Under pressure from the Commission, the White House declassified on 10th April an intelligence briefing of 6th August, 2001 titled " Bin Laden Determined To Strike Us". It was given to the President as part of his daily intelligence briefing. Many analysts including some members of the Commission have asserted that the contents of the briefing challenged repeated assertions of the White House that it had no specific information that Al-Qaeda was planning to attack within the US. Some members of the Commission now demanded to know why the document was not seen as a warning of the September 11 attacks.
The Commission consists of 10 members, five Republican and five Democrat. The chairman is a former Republican Governor of New Jersey, Tom Kean and his deputy is a former Democratic Congressman, Lee Hamilton from Indiana. The Commission has two interrogators, one is a former Watergate prosecutor and the other is a former Deputy Attorney General under the Clinton administration.

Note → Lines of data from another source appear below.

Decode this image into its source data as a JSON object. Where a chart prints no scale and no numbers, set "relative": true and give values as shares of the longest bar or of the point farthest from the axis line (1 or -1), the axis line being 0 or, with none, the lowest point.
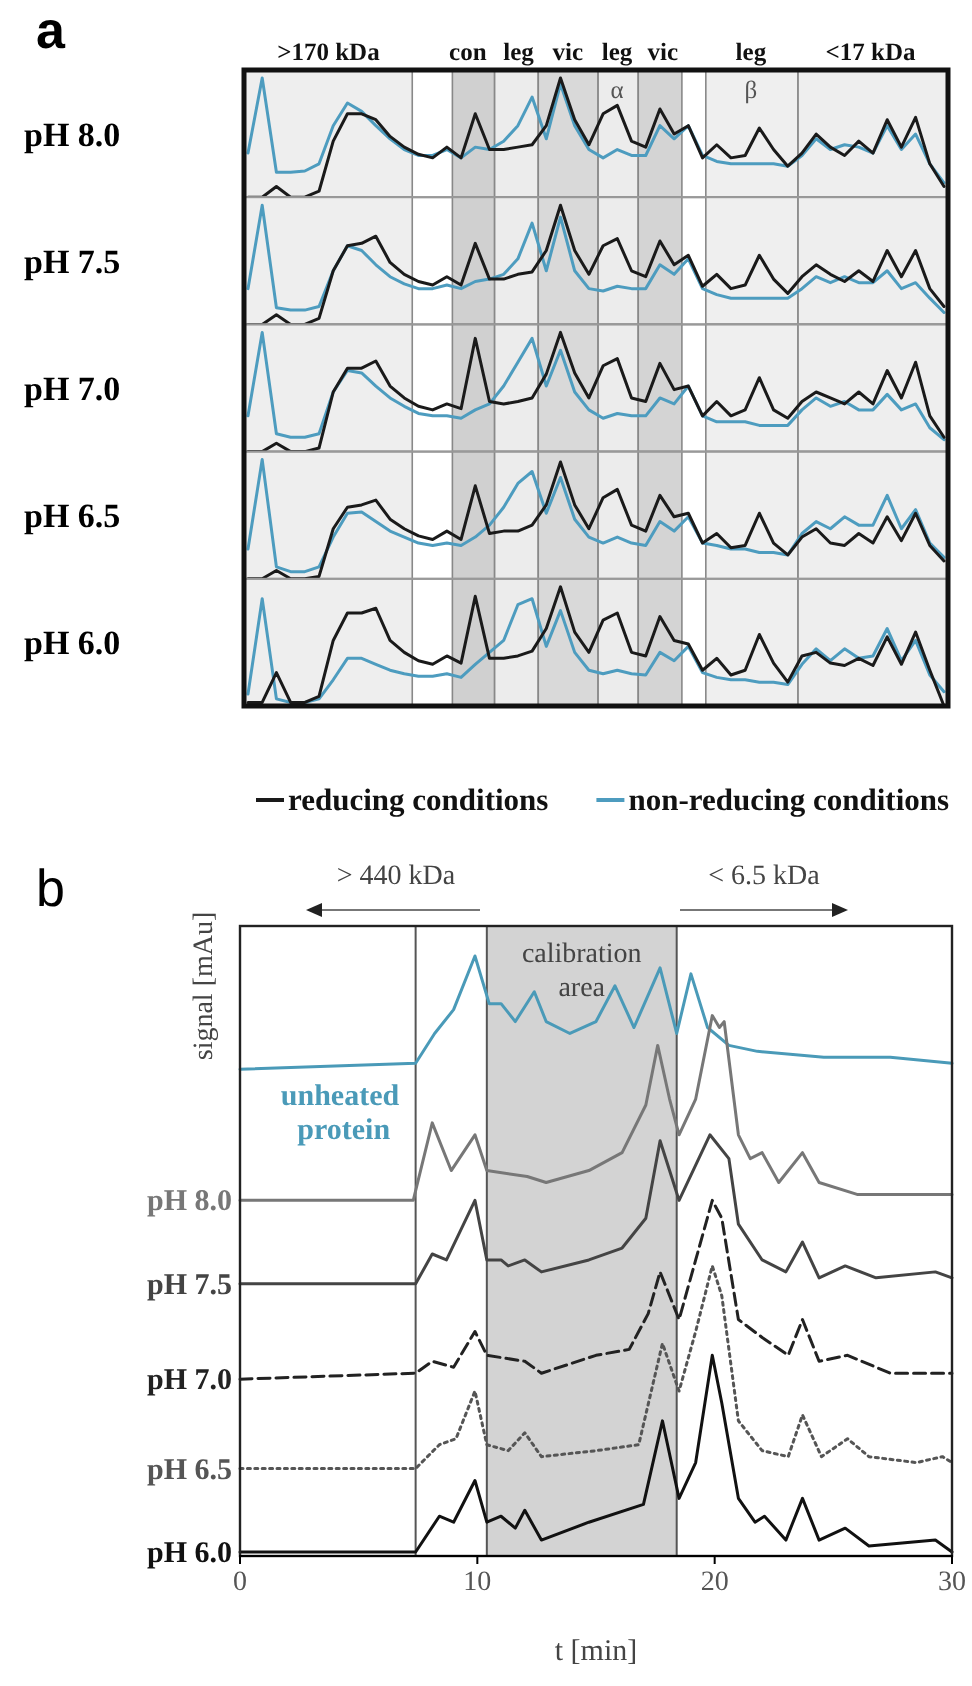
{
  "chart_data": [
    {
      "type": "line",
      "relative": true,
      "ylabel": "pH 8.0",
      "annotations": [
        "a",
        ">170 kDa",
        "con",
        "leg",
        "vic",
        "leg",
        "α",
        "vic",
        "leg",
        "β",
        "<17 kDa"
      ],
      "categories": [
        null,
        null,
        null,
        null,
        null,
        null,
        null,
        null,
        null,
        null,
        null,
        null,
        null,
        null,
        null,
        null,
        null,
        null,
        null,
        null,
        null,
        null,
        null,
        null,
        null,
        null,
        null,
        null,
        null,
        null,
        null,
        null,
        null,
        null,
        null,
        null,
        null,
        null,
        null,
        null,
        null,
        null,
        null,
        null,
        null,
        null,
        null,
        null,
        null,
        null
      ],
      "series": [
        {
          "color": "#1a1a1a",
          "values": [
            0,
            0,
            0.09,
            0,
            0,
            0.05,
            0.47,
            0.7,
            0.7,
            0.65,
            0.51,
            0.42,
            0.36,
            0.33,
            0.42,
            0.33,
            0.7,
            0.4,
            0.4,
            0.42,
            0.44,
            0.6,
            1.0,
            0.65,
            0.44,
            0.7,
            0.77,
            0.47,
            0.42,
            0.74,
            0.53,
            0.6,
            0.33,
            0.44,
            0.33,
            0.35,
            0.58,
            0.4,
            0.26,
            0.37,
            0.53,
            0.42,
            0.35,
            0.47,
            0.37,
            0.65,
            0.42,
            0.67,
            0.28,
            0.09
          ]
        },
        {
          "color": "#4d9cbf",
          "values": [
            0.37,
            1.0,
            0.21,
            0.21,
            0.22,
            0.28,
            0.6,
            0.79,
            0.72,
            0.6,
            0.49,
            0.4,
            0.35,
            0.35,
            0.4,
            0.33,
            0.42,
            0.4,
            0.47,
            0.6,
            0.84,
            0.49,
            0.95,
            0.6,
            0.4,
            0.33,
            0.4,
            0.35,
            0.35,
            0.6,
            0.49,
            0.6,
            0.35,
            0.3,
            0.28,
            0.28,
            0.28,
            0.28,
            0.26,
            0.35,
            0.49,
            0.4,
            0.44,
            0.42,
            0.37,
            0.6,
            0.4,
            0.53,
            0.28,
            0.12
          ]
        }
      ]
    },
    {
      "type": "line",
      "relative": true,
      "ylabel": "pH 7.5",
      "categories": [
        null,
        null,
        null,
        null,
        null,
        null,
        null,
        null,
        null,
        null,
        null,
        null,
        null,
        null,
        null,
        null,
        null,
        null,
        null,
        null,
        null,
        null,
        null,
        null,
        null,
        null,
        null,
        null,
        null,
        null,
        null,
        null,
        null,
        null,
        null,
        null,
        null,
        null,
        null,
        null,
        null,
        null,
        null,
        null,
        null,
        null,
        null,
        null,
        null,
        null
      ],
      "series": [
        {
          "color": "#1a1a1a",
          "values": [
            0,
            0,
            0.08,
            0,
            0,
            0.05,
            0.45,
            0.66,
            0.68,
            0.74,
            0.52,
            0.42,
            0.36,
            0.33,
            0.4,
            0.33,
            0.68,
            0.38,
            0.38,
            0.42,
            0.44,
            0.62,
            1.0,
            0.62,
            0.42,
            0.66,
            0.72,
            0.45,
            0.4,
            0.7,
            0.5,
            0.58,
            0.32,
            0.42,
            0.3,
            0.33,
            0.58,
            0.38,
            0.26,
            0.4,
            0.5,
            0.42,
            0.36,
            0.45,
            0.36,
            0.62,
            0.4,
            0.62,
            0.3,
            0.15
          ]
        },
        {
          "color": "#4d9cbf",
          "values": [
            0.3,
            1.0,
            0.14,
            0.12,
            0.12,
            0.15,
            0.45,
            0.66,
            0.62,
            0.5,
            0.4,
            0.34,
            0.3,
            0.3,
            0.33,
            0.3,
            0.36,
            0.38,
            0.42,
            0.55,
            0.85,
            0.45,
            0.9,
            0.45,
            0.3,
            0.28,
            0.32,
            0.3,
            0.3,
            0.5,
            0.42,
            0.55,
            0.3,
            0.25,
            0.22,
            0.22,
            0.22,
            0.22,
            0.22,
            0.3,
            0.4,
            0.35,
            0.4,
            0.35,
            0.35,
            0.45,
            0.3,
            0.35,
            0.22,
            0.1
          ]
        }
      ]
    },
    {
      "type": "line",
      "relative": true,
      "ylabel": "pH 7.0",
      "categories": [
        null,
        null,
        null,
        null,
        null,
        null,
        null,
        null,
        null,
        null,
        null,
        null,
        null,
        null,
        null,
        null,
        null,
        null,
        null,
        null,
        null,
        null,
        null,
        null,
        null,
        null,
        null,
        null,
        null,
        null,
        null,
        null,
        null,
        null,
        null,
        null,
        null,
        null,
        null,
        null,
        null,
        null,
        null,
        null,
        null,
        null,
        null,
        null,
        null,
        null
      ],
      "series": [
        {
          "color": "#1a1a1a",
          "values": [
            0,
            0,
            0.07,
            0,
            0,
            0.03,
            0.5,
            0.7,
            0.7,
            0.76,
            0.55,
            0.45,
            0.38,
            0.35,
            0.4,
            0.36,
            0.95,
            0.42,
            0.4,
            0.42,
            0.45,
            0.65,
            1.0,
            0.66,
            0.45,
            0.72,
            0.78,
            0.45,
            0.42,
            0.74,
            0.52,
            0.55,
            0.3,
            0.42,
            0.3,
            0.35,
            0.62,
            0.35,
            0.28,
            0.42,
            0.5,
            0.45,
            0.4,
            0.5,
            0.4,
            0.68,
            0.45,
            0.75,
            0.3,
            0.12
          ]
        },
        {
          "color": "#4d9cbf",
          "values": [
            0.3,
            1.0,
            0.15,
            0.12,
            0.12,
            0.15,
            0.5,
            0.68,
            0.66,
            0.55,
            0.45,
            0.38,
            0.32,
            0.3,
            0.3,
            0.28,
            0.35,
            0.4,
            0.55,
            0.75,
            0.95,
            0.55,
            0.85,
            0.5,
            0.35,
            0.28,
            0.32,
            0.3,
            0.3,
            0.45,
            0.4,
            0.55,
            0.3,
            0.25,
            0.25,
            0.25,
            0.22,
            0.22,
            0.22,
            0.35,
            0.45,
            0.38,
            0.42,
            0.35,
            0.35,
            0.48,
            0.35,
            0.4,
            0.2,
            0.1
          ]
        }
      ]
    },
    {
      "type": "line",
      "relative": true,
      "ylabel": "pH 6.5",
      "categories": [
        null,
        null,
        null,
        null,
        null,
        null,
        null,
        null,
        null,
        null,
        null,
        null,
        null,
        null,
        null,
        null,
        null,
        null,
        null,
        null,
        null,
        null,
        null,
        null,
        null,
        null,
        null,
        null,
        null,
        null,
        null,
        null,
        null,
        null,
        null,
        null,
        null,
        null,
        null,
        null,
        null,
        null,
        null,
        null,
        null,
        null,
        null,
        null,
        null,
        null
      ],
      "series": [
        {
          "color": "#1a1a1a",
          "values": [
            0,
            0,
            0.07,
            0,
            0,
            0.02,
            0.42,
            0.6,
            0.62,
            0.66,
            0.5,
            0.42,
            0.36,
            0.33,
            0.4,
            0.33,
            0.78,
            0.38,
            0.4,
            0.4,
            0.45,
            0.62,
            0.98,
            0.62,
            0.42,
            0.68,
            0.75,
            0.45,
            0.4,
            0.7,
            0.52,
            0.55,
            0.3,
            0.38,
            0.26,
            0.28,
            0.55,
            0.3,
            0.2,
            0.35,
            0.42,
            0.3,
            0.28,
            0.38,
            0.3,
            0.52,
            0.32,
            0.55,
            0.28,
            0.15
          ]
        },
        {
          "color": "#4d9cbf",
          "values": [
            0.25,
            1.0,
            0.1,
            0.06,
            0.06,
            0.1,
            0.35,
            0.55,
            0.56,
            0.48,
            0.4,
            0.35,
            0.3,
            0.28,
            0.3,
            0.28,
            0.35,
            0.45,
            0.6,
            0.8,
            0.9,
            0.55,
            0.85,
            0.5,
            0.35,
            0.3,
            0.35,
            0.3,
            0.28,
            0.48,
            0.4,
            0.52,
            0.3,
            0.28,
            0.25,
            0.25,
            0.22,
            0.22,
            0.2,
            0.38,
            0.48,
            0.42,
            0.52,
            0.45,
            0.45,
            0.7,
            0.42,
            0.58,
            0.3,
            0.18
          ]
        }
      ]
    },
    {
      "type": "line",
      "relative": true,
      "ylabel": "pH 6.0",
      "legend": "bottom",
      "categories": [
        null,
        null,
        null,
        null,
        null,
        null,
        null,
        null,
        null,
        null,
        null,
        null,
        null,
        null,
        null,
        null,
        null,
        null,
        null,
        null,
        null,
        null,
        null,
        null,
        null,
        null,
        null,
        null,
        null,
        null,
        null,
        null,
        null,
        null,
        null,
        null,
        null,
        null,
        null,
        null,
        null,
        null,
        null,
        null,
        null,
        null,
        null,
        null,
        null,
        null
      ],
      "series": [
        {
          "name": "reducing conditions",
          "color": "#1a1a1a",
          "values": [
            0.03,
            0.03,
            0.28,
            0.03,
            0.03,
            0.08,
            0.55,
            0.78,
            0.78,
            0.82,
            0.55,
            0.45,
            0.38,
            0.35,
            0.42,
            0.36,
            0.92,
            0.4,
            0.4,
            0.42,
            0.46,
            0.65,
            1.0,
            0.62,
            0.45,
            0.72,
            0.78,
            0.45,
            0.42,
            0.75,
            0.55,
            0.52,
            0.3,
            0.4,
            0.26,
            0.3,
            0.6,
            0.36,
            0.2,
            0.42,
            0.45,
            0.36,
            0.34,
            0.4,
            0.34,
            0.58,
            0.35,
            0.62,
            0.3,
            0
          ]
        },
        {
          "name": "non-reducing conditions",
          "color": "#4d9cbf",
          "values": [
            0.1,
            0.9,
            0.06,
            0.03,
            0.03,
            0.06,
            0.22,
            0.4,
            0.4,
            0.35,
            0.3,
            0.27,
            0.25,
            0.25,
            0.27,
            0.24,
            0.35,
            0.45,
            0.55,
            0.85,
            0.9,
            0.5,
            0.8,
            0.45,
            0.3,
            0.27,
            0.3,
            0.27,
            0.26,
            0.45,
            0.38,
            0.5,
            0.28,
            0.24,
            0.22,
            0.22,
            0.2,
            0.2,
            0.18,
            0.35,
            0.48,
            0.38,
            0.48,
            0.4,
            0.42,
            0.65,
            0.38,
            0.55,
            0.26,
            0.12
          ]
        }
      ]
    },
    {
      "type": "line",
      "relative": true,
      "xlabel": "t [min]",
      "ylabel": "signal [mAu]",
      "xlim": [
        0,
        30
      ],
      "xticks": [
        0,
        10,
        20,
        30
      ],
      "annotations": [
        "b",
        "> 440 kDa",
        "< 6.5 kDa"
      ],
      "bands": [
        {
          "axis": "x",
          "from": 10.4,
          "to": 18.4,
          "label": "calibration\narea",
          "color": "#d3d3d3"
        }
      ],
      "ref_lines": [
        {
          "axis": "x",
          "value": 7.4
        }
      ],
      "series": [
        {
          "name": "unheated protein",
          "color": "#4a9ab8",
          "line_style": "solid",
          "x": [
            0,
            7.4,
            8.2,
            9.0,
            9.9,
            10.5,
            11.0,
            11.6,
            12.4,
            12.9,
            13.9,
            15.0,
            15.8,
            16.6,
            17.7,
            18.4,
            19.0,
            19.7,
            20.6,
            21.8,
            24.6,
            27.4,
            30
          ],
          "values": [
            0.81,
            0.82,
            0.87,
            0.91,
            1.0,
            0.92,
            0.92,
            0.89,
            0.94,
            0.89,
            0.87,
            0.89,
            0.95,
            0.88,
            0.98,
            0.87,
            0.97,
            0.88,
            0.85,
            0.84,
            0.83,
            0.83,
            0.82
          ]
        },
        {
          "name": "pH 8.0",
          "color": "#777777",
          "line_style": "solid",
          "x": [
            0,
            7.3,
            8.1,
            8.9,
            9.9,
            10.4,
            12.1,
            12.9,
            14.7,
            16.1,
            17.1,
            17.6,
            18.1,
            18.5,
            19.2,
            19.9,
            20.2,
            20.4,
            21.0,
            21.5,
            22.0,
            22.7,
            23.7,
            24.4,
            26.0,
            30
          ],
          "values": [
            0.59,
            0.59,
            0.72,
            0.64,
            0.7,
            0.64,
            0.63,
            0.62,
            0.64,
            0.67,
            0.75,
            0.85,
            0.76,
            0.7,
            0.76,
            0.9,
            0.88,
            0.89,
            0.7,
            0.66,
            0.67,
            0.62,
            0.67,
            0.62,
            0.6,
            0.6
          ]
        },
        {
          "name": "pH 7.5",
          "color": "#444444",
          "line_style": "solid",
          "x": [
            0,
            7.4,
            8.1,
            8.7,
            9.9,
            10.4,
            11.0,
            11.3,
            12.0,
            12.7,
            14.7,
            16.1,
            17.1,
            17.7,
            18.1,
            18.5,
            19.8,
            20.6,
            21.0,
            22.0,
            23.0,
            23.7,
            24.4,
            25.5,
            26.8,
            29.3,
            30
          ],
          "values": [
            0.45,
            0.45,
            0.5,
            0.49,
            0.59,
            0.49,
            0.49,
            0.48,
            0.49,
            0.47,
            0.49,
            0.51,
            0.56,
            0.69,
            0.64,
            0.59,
            0.7,
            0.66,
            0.55,
            0.49,
            0.47,
            0.52,
            0.46,
            0.48,
            0.46,
            0.47,
            0.46
          ]
        },
        {
          "name": "pH 7.0",
          "color": "#222222",
          "line_style": "dashed",
          "x": [
            0,
            7.4,
            8.1,
            9.0,
            9.9,
            10.4,
            12.0,
            12.7,
            15.0,
            16.4,
            17.2,
            17.7,
            18.1,
            18.5,
            19.2,
            19.9,
            20.3,
            21.0,
            22.0,
            23.1,
            23.7,
            24.4,
            25.6,
            27.4,
            30
          ],
          "values": [
            0.29,
            0.3,
            0.32,
            0.31,
            0.37,
            0.33,
            0.32,
            0.3,
            0.33,
            0.34,
            0.4,
            0.47,
            0.43,
            0.39,
            0.49,
            0.59,
            0.56,
            0.39,
            0.36,
            0.33,
            0.39,
            0.32,
            0.33,
            0.3,
            0.3
          ]
        },
        {
          "name": "pH 6.5",
          "color": "#555555",
          "line_style": "dotted",
          "x": [
            0,
            7.4,
            8.4,
            9.1,
            9.9,
            10.4,
            11.3,
            12.0,
            12.7,
            15.0,
            16.8,
            17.8,
            18.5,
            19.2,
            19.9,
            20.3,
            21.0,
            22.0,
            23.1,
            23.7,
            24.5,
            25.6,
            26.5,
            28.5,
            29.6,
            30
          ],
          "values": [
            0.14,
            0.14,
            0.18,
            0.19,
            0.27,
            0.18,
            0.17,
            0.2,
            0.16,
            0.17,
            0.18,
            0.35,
            0.27,
            0.37,
            0.48,
            0.43,
            0.22,
            0.17,
            0.16,
            0.23,
            0.16,
            0.19,
            0.16,
            0.15,
            0.16,
            0.15
          ]
        },
        {
          "name": "pH 6.0",
          "color": "#111111",
          "line_style": "solid",
          "x": [
            0,
            7.4,
            8.4,
            9.0,
            9.9,
            10.4,
            11.0,
            11.6,
            12.0,
            12.7,
            14.7,
            17.0,
            17.8,
            18.5,
            19.2,
            19.9,
            20.3,
            21.0,
            21.7,
            22.1,
            23.0,
            23.7,
            24.4,
            25.5,
            26.5,
            29.3,
            30
          ],
          "values": [
            0,
            0,
            0.06,
            0.05,
            0.12,
            0.05,
            0.06,
            0.04,
            0.07,
            0.02,
            0.05,
            0.08,
            0.22,
            0.09,
            0.15,
            0.33,
            0.25,
            0.09,
            0.05,
            0.06,
            0.02,
            0.09,
            0.02,
            0.04,
            0.01,
            0.02,
            0
          ]
        }
      ]
    }
  ]
}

There have been 115 public witnesses at the time of writing and many more in private. Some 800 government officials have answered questions. Thousands of documents have been handed over. Richard Clarke appeared before the Commission on 24th March and so also Dr. Rice, the National Security Adviser on 8th April after great hesitation. The Commission is expected to submit its report on July 26. The American people, in particular the families of the victims of the September 11 attacks, eagerly wait for the findings of the report.
Conclusion: All the books have illuminated a serious problem with President Bush and have explored the dangerous consequences of such misrepresentation of causes of war in Iraq in a perilous age. One wonders whether all the chaos and political instability in the world as a result of unnecessarily invading Iraq would have occurred if President Clinton was in office or the US Supreme Court decision on the Florida voting procedures during the Presidential election in 2000 had been otherwise.
Barrister Harun ur Rashid is a former Bangladesh Ambassador to the UN, Geneva.